World Bank (Washington, DC)
4 December 2008
document
In Africa, 200 million people are aged between 15 and 24 years, comprising more than 20% of the population.
Africa’s population is growing fast and is experiencing a slow demographic transition, which will increase the pressure countries face with job creation. The large majority of the youth lives in rural areas and is mostly employed in agriculture, for which they account for 65% of total employment. Young people are, however, not an homogeneous group and their employment prospects vary according to several factors ranging from region to gender to schooling, thus requiring different policy interventions. Nevertheless, the median African youth is easily identifiable: she is an 18.5-year-old female living in a rural area, literate but not attending school.
Stylized facts suggest that:
The worst working conditions and lack of opportunities in rural areas have encouraged the youth to migrate to urban centers. But, because most countries have not yet initiated their transition to industrialization, urban centers can not create a massive number of jobs. Thus, in the short term, only rural activities, farm and non-farm, can effectively create occupation for most new job seekers.
Given the challenges faced by the youth in labor markets, success in pursuing employment for young people will require long term, concerted actions, spanning a wide range of policies and programs. Indeed, success will not be achieved and sustained through fragmented and isolated interventions. An over-arching guideline for addressing the youth employment challenge is the need for an integrated strategy for rural development, growth and job creation – which covers the demand and the supply sides of the labor market and takes into account the youth mobility from rural to urban areas – combined with targeted interventions to help young people overcome disadvantages in entering and remaining in the labor market.
An inventory of interventions designed to integrate young people in the labor market suggests that comprehensive, multiple service approaches tend to do better than fragmented interventions. In Latin America, the Jovenes Programs, for example, have been widely analyzed as a successful story in assisting young workers in developing countries. They use a demand-driven model that targets economically disadvantaged youth, fosters private sector participation, and promotes competition among training providers. It has been successful in improving job placement and earnings, but has become particularly expensive for some countries where it has been replaced by smaller and more focused interventions.
Modern agriculture has considerable potential for job and wealth creation and may absorb large numbers of would-be youth migrants or youths who currently crowd the cities with underemployment. Making well balanced choices for employment-intensive investments in agriculture and rural nonfarm activities can create immediate short term employment opportunities which can be more easily tapped by young people. Combined with appropriate local economic development strategies, it can generate more and sustainable jobs. This requires strategies to make agriculture an attractive enough option for youth to engage in, including moving away from subsistence agriculture, and introducing commercialization and productivity improvements through technological changes and infrastructure support. By creating jobs and educational opportunities, rural areas can increase their attractiveness to young workers, thus eventually delaying the rural-urban migration, which is a very critical issue should governments want to mitigate and prevent youth urban unemployment and underemployment to grow, and the well being in the already congested African cities to worsen. Investing in rural education will also create better opportunities for people to migrate more successfully and contribute to the economic growth of cities.

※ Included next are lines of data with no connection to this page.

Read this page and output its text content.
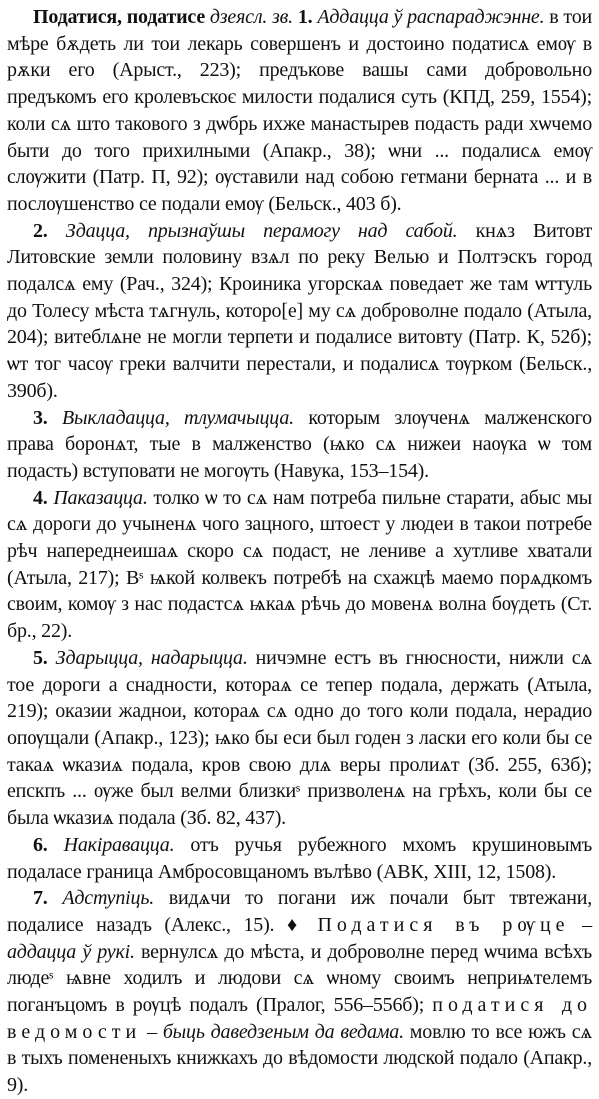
Податися, податисе дзеясл. зв. 1. Аддацца ў распараджэнне. в тои мѣре бѫдеть ли тои лекарь совершенъ и достоино податисѧ емѹ в рѫки его (Арыст., 223); предъкове вашы сами добровольно предъкомъ его кролевъскоє милости подалися суть (КПД, 259, 1554); коли сѧ што такового з дѡбрь ихже манастырев подасть ради хѡчемо быти до того прихилными (Апакр., 38); ѡни ... подалисѧ емѹ слѹжити (Патр. П, 92); ѹставили над собою гетмани берната ... и в послѹшенство се подали емѹ (Бельск., 403 б).

2. Здацца, прызнаўшы перамогу над сабой. кнѧз Витовт Литовские земли половину взѧл по реку Велью и Полтэскъ город подалсѧ ему (Рач., 324); Кроиника угорскаѧ поведает же там ѡттуль до Толесу мѣста тѧгнуль, которо[е] му сѧ доброволне подало (Атыла, 204); витеблѧне не могли терпети и подалисе витовту (Патр. К, 52б); ѡт тог часѹ греки валчити перестали, и подалисѧ тѹрком (Бельск., 390б).

3. Выкладацца, тлумачыцца. которым злѹченѧ малженского права боронѧт, тые в малженство (ѩко сѧ нижеи наѹка ѡ том подасть) вступовати не могѹть (Навука, 153–154).

4. Паказацца. толко ѡ то сѧ нам потреба пильне старати, абыс мы сѧ дороги до учыненѧ чого зацного, штоест у людеи в такои потребе рѣч напереднеишаѧ скоро сѧ подаст, не лениве а хутливе хватали (Атыла, 217); Вˢ ѩкой колвекъ потребѣ на схажцѣ маемо порѧдкомъ своим, комѹ з нас подастсѧ ѩкаѧ рѣчь до мовенѧ волна бѹдеть (Ст. бр., 22).

5. Здарыцца, надарыцца. ничэмне естъ въ гнюсности, нижли сѧ тое дороги а снадности, котораѧ се тепер подала, держать (Атыла, 219); оказии жаднои, котораѧ сѧ одно до того коли подала, нерадио опѹщали (Апакр., 123); ѩко бы еси был годен з ласки его коли бы се такаѧ ѡказиѧ подала, кров свою длѧ веры пролиѧт (Зб. 255, 63б); епскпъ ... ѹже был велми близкиˢ призволенѧ на грѣхъ, коли бы се была ѡказиѧ подала (Зб. 82, 437).

6. Накіравацца. отъ ручья рубежного мхомъ крушиновымъ подаласе граница Амбросовщаномъ вълѣво (АВК, XIII, 12, 1508).

7. Адступіць. видѧчи то погани иж почали быт твтежани, подалисе назадъ (Алекс., 15). ♦ Податися въ рѹце – аддацца ў рукі. вернулсѧ до мѣста, и доброволне перед ѡчима всѣхъ людеˢ ѩвне ходилъ и людови сѧ ѡному своимъ неприѩтелемъ поганъцомъ в рѹцѣ подалъ (Пралог, 556–556б); податися до ведомости – быць даведзеным да ведама. мовлю то все южъ сѧ в тыхъ помененыхъ книжкахъ до вѣдомости людской подало (Апакр., 9).
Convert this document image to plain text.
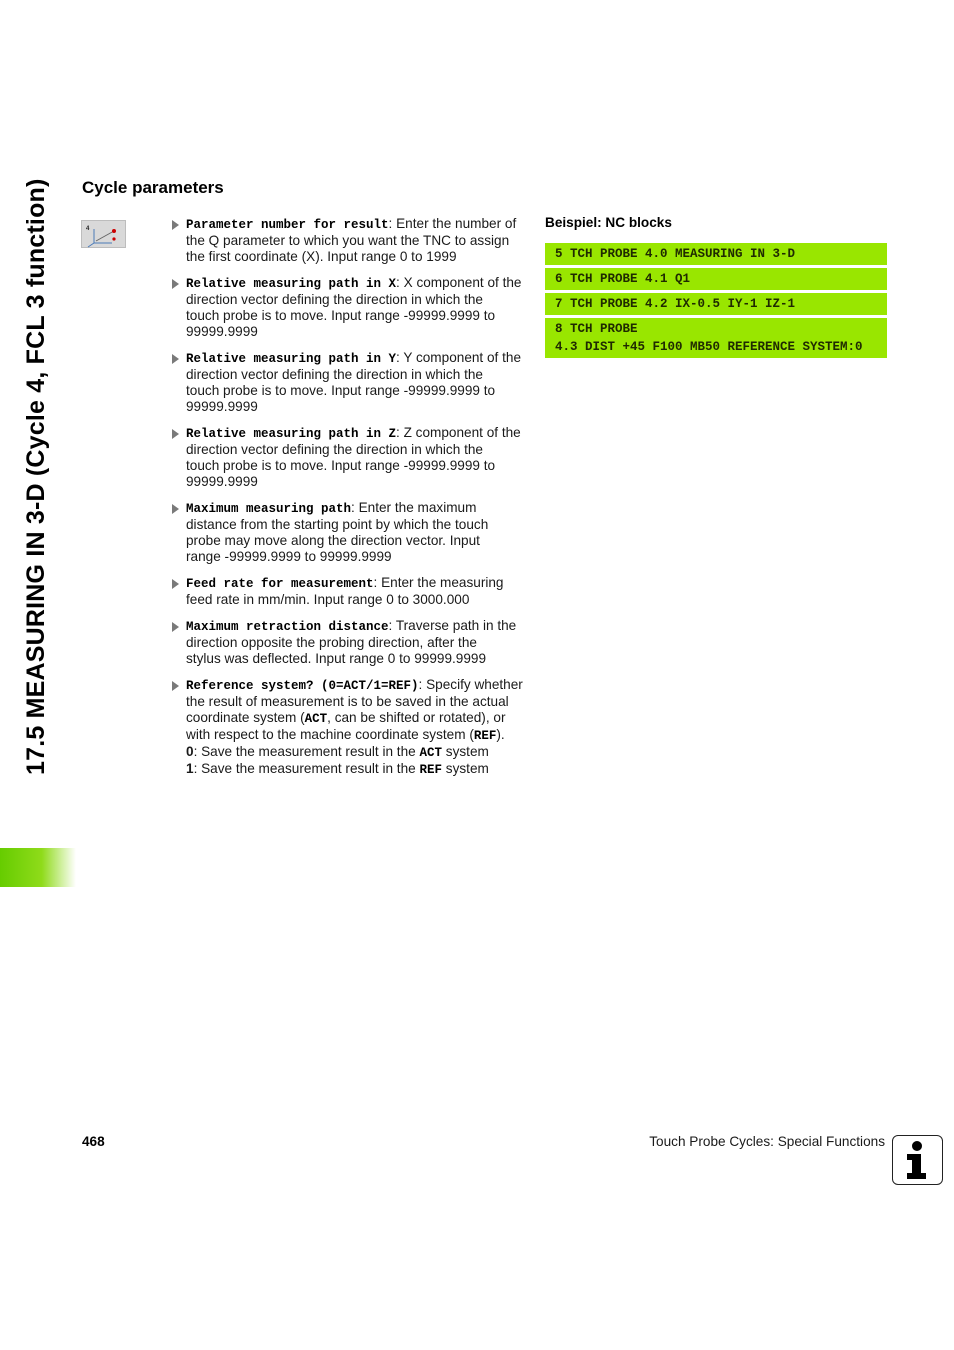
17.5 MEASURING IN 3-D (Cycle 4, FCL 3 function) Cycle parameters
4	Parameter number for result: Enter the number of
the Q parameter to which you want the TNC to assign
the first coordinate (X). Input range 0 to 1999
Relative measuring path in X: X component of the
direction vector defining the direction in which the
touch probe is to move. Input range -99999.9999 to
99999.9999
Relative measuring path in Y: Y component of the
direction vector defining the direction in which the
touch probe is to move. Input range -99999.9999 to
99999.9999
Relative measuring path in Z: Z component of the
direction vector defining the direction in which the
touch probe is to move. Input range -99999.9999 to
99999.9999
Maximum measuring path: Enter the maximum
distance from the starting point by which the touch
probe may move along the direction vector. Input
range -99999.9999 to 99999.9999
Feed rate for measurement: Enter the measuring
feed rate in mm/min. Input range 0 to 3000.000
Maximum retraction distance: Traverse path in the
direction opposite the probing direction, after the
stylus was deflected. Input range 0 to 99999.9999
Reference system? (0=ACT/1=REF): Specify whether
the result of measurement is to be saved in the actual
coordinate system (ACT, can be shifted or rotated), or
with respect to the machine coordinate system (REF).
0: Save the measurement result in the ACT system
1: Save the measurement result in the REF system
Beispiel: NC blocks
5 TCH PROBE 4.0 MEASURING IN 3-D
6 TCH PROBE 4.1 Q1
7 TCH PROBE 4.2 IX-0.5 IY-1 IZ-1
8 TCH PROBE
4.3 DIST +45 F100 MB50 REFERENCE SYSTEM:0
468	Touch Probe Cycles: Special Functions
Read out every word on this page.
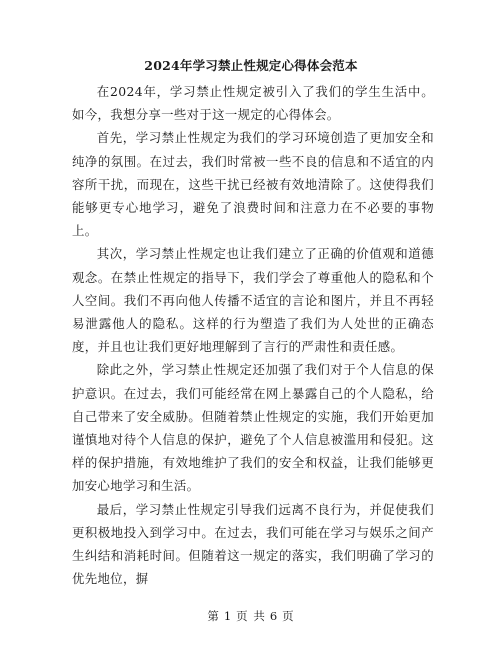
2024年学习禁止性规定心得体会范本

在2024年，学习禁止性规定被引入了我们的学生生活中。如今，我想分享一些对于这一规定的心得体会。

首先，学习禁止性规定为我们的学习环境创造了更加安全和纯净的氛围。在过去，我们时常被一些不良的信息和不适宜的内容所干扰，而现在，这些干扰已经被有效地清除了。这使得我们能够更专心地学习，避免了浪费时间和注意力在不必要的事物上。

其次，学习禁止性规定也让我们建立了正确的价值观和道德观念。在禁止性规定的指导下，我们学会了尊重他人的隐私和个人空间。我们不再向他人传播不适宜的言论和图片，并且不再轻易泄露他人的隐私。这样的行为塑造了我们为人处世的正确态度，并且也让我们更好地理解到了言行的严肃性和责任感。

除此之外，学习禁止性规定还加强了我们对于个人信息的保护意识。在过去，我们可能经常在网上暴露自己的个人隐私，给自己带来了安全威胁。但随着禁止性规定的实施，我们开始更加谨慎地对待个人信息的保护，避免了个人信息被滥用和侵犯。这样的保护措施，有效地维护了我们的安全和权益，让我们能够更加安心地学习和生活。

最后，学习禁止性规定引导我们远离不良行为，并促使我们更积极地投入到学习中。在过去，我们可能在学习与娱乐之间产生纠结和消耗时间。但随着这一规定的落实，我们明确了学习的优先地位，摒

第 1 页 共 6 页
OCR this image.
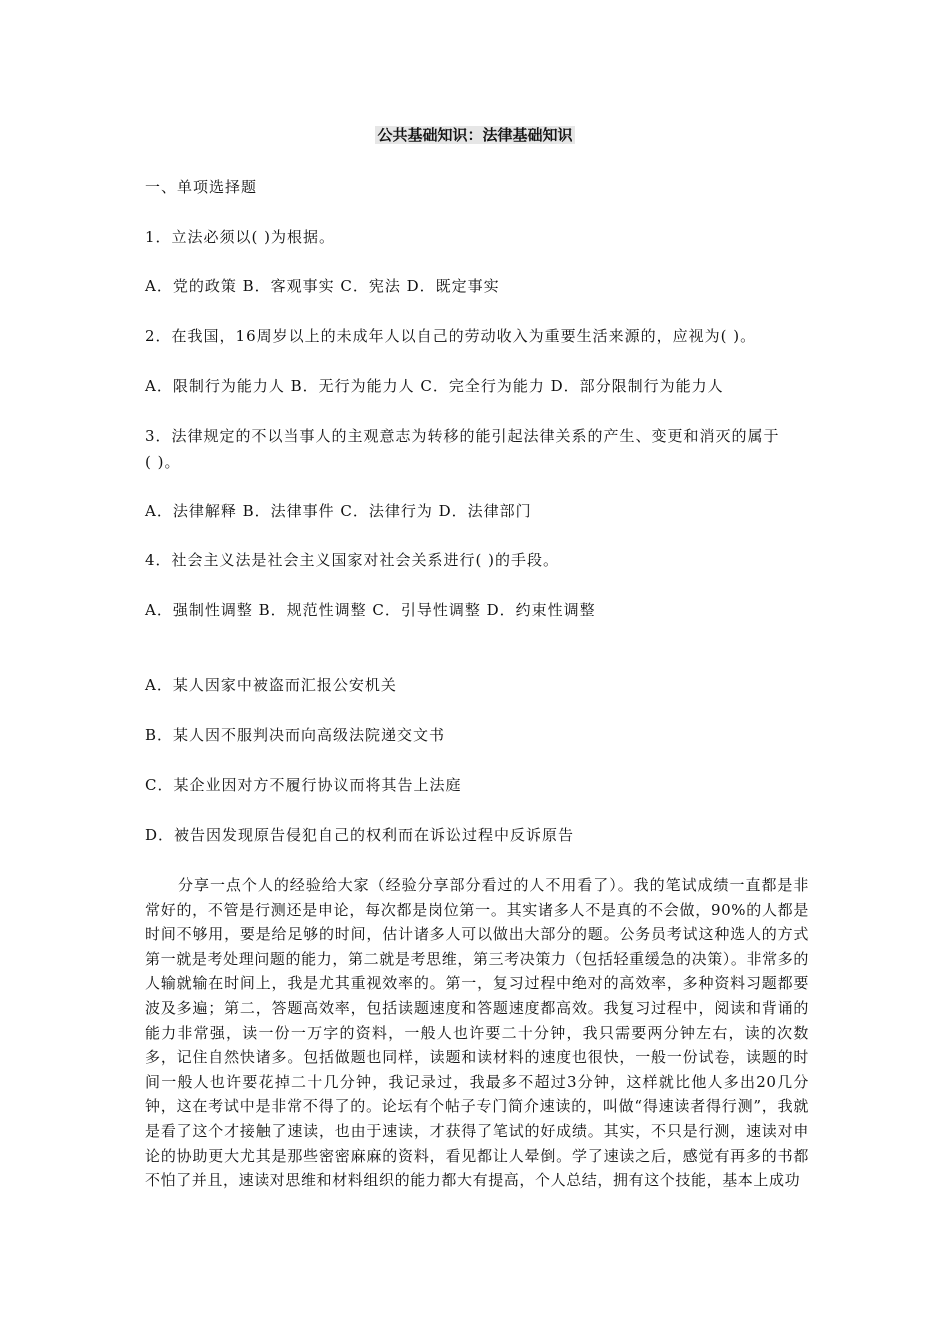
公共基础知识：法律基础知识
一、单项选择题
1．立法必须以( )为根据。
A．党的政策 B．客观事实 C．宪法 D．既定事实
2．在我国，16周岁以上的未成年人以自己的劳动收入为重要生活来源的，应视为( )。
A．限制行为能力人 B．无行为能力人 C．完全行为能力 D．部分限制行为能力人
3．法律规定的不以当事人的主观意志为转移的能引起法律关系的产生、变更和消灭的属于
( )。
A．法律解释 B．法律事件 C．法律行为 D．法律部门
4．社会主义法是社会主义国家对社会关系进行( )的手段。
A．强制性调整 B．规范性调整 C．引导性调整 D．约束性调整
A．某人因家中被盗而汇报公安机关
B．某人因不服判决而向高级法院递交文书
C．某企业因对方不履行协议而将其告上法庭
D．被告因发现原告侵犯自己的权利而在诉讼过程中反诉原告
分享一点个人的经验给大家（经验分享部分看过的人不用看了）。我的笔试成绩一直都是非常好的，不管是行测还是申论，每次都是岗位第一。其实诸多人不是真的不会做，90%的人都是时间不够用，要是给足够的时间，估计诸多人可以做出大部分的题。公务员考试这种选人的方式第一就是考处理问题的能力，第二就是考思维，第三考决策力（包括轻重缓急的决策）。非常多的人输就输在时间上，我是尤其重视效率的。第一，复习过程中绝对的高效率，多种资料习题都要波及多遍；第二，答题高效率，包括读题速度和答题速度都高效。我复习过程中，阅读和背诵的能力非常强，读一份一万字的资料，一般人也许要二十分钟，我只需要两分钟左右，读的次数多，记住自然快诸多。包括做题也同样，读题和读材料的速度也很快，一般一份试卷，读题的时间一般人也许要花掉二十几分钟，我记录过，我最多不超过3分钟，这样就比他人多出20几分钟，这在考试中是非常不得了的。论坛有个帖子专门简介速读的，叫做“得速读者得行测”，我就是看了这个才接触了速读，也由于速读，才获得了笔试的好成绩。其实，不只是行测，速读对申论的协助更大尤其是那些密密麻麻的资料，看见都让人晕倒。学了速读之后，感觉有再多的书都不怕了并且，速读对思维和材料组织的能力都大有提高，个人总结，拥有这个技能，基本上成功
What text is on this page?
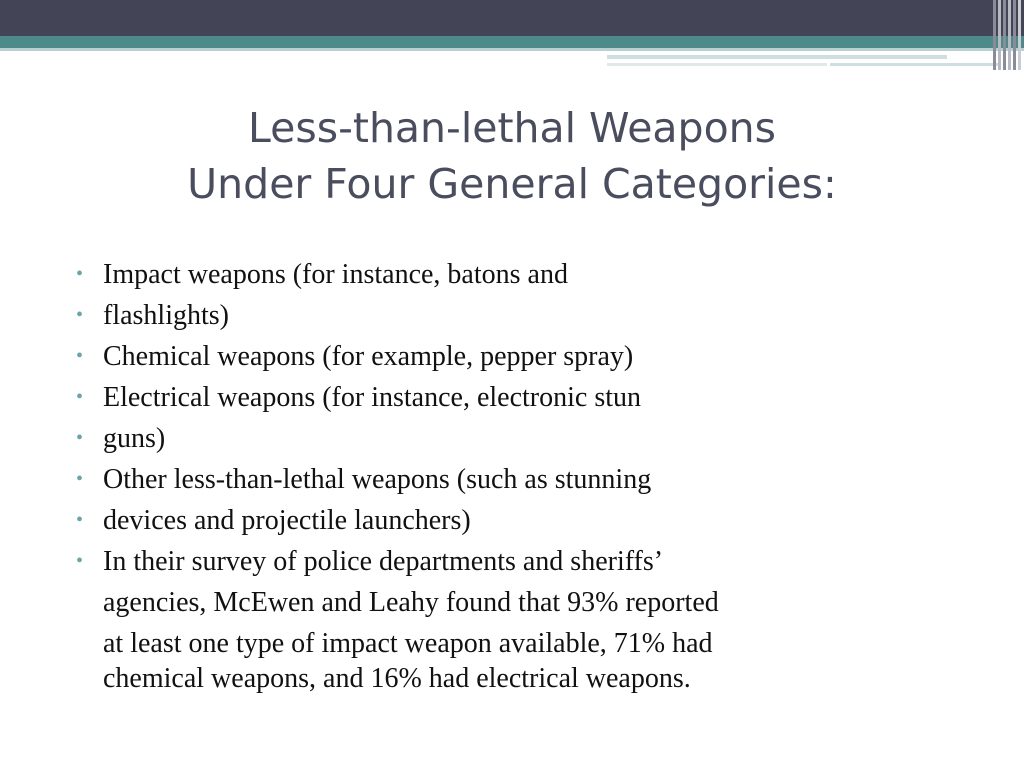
Less-than-lethal Weapons
Under Four General Categories:
• Impact weapons (for instance, batons and
• flashlights)
• Chemical weapons (for example, pepper spray)
• Electrical weapons (for instance, electronic stun
• guns)
• Other less-than-lethal weapons (such as stunning
• devices and projectile launchers)
• In their survey of police departments and sheriffs’
agencies, McEwen and Leahy found that 93% reported
at least one type of impact weapon available, 71% had
chemical weapons, and 16% had electrical weapons.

Besides expanding rural job opportunities, it is also necessary to improve the investment and macroeconomic environments; encourage and support entrepreneurship and the informal sector; improve access to education and skills; address the demographic issues, including early motherhood; tackle the problem of youth in violent and post conflict settings; and improve the labor market conditions. These are the most needed policy responses to tackle youth employment issues in a sustainable manner in Africa.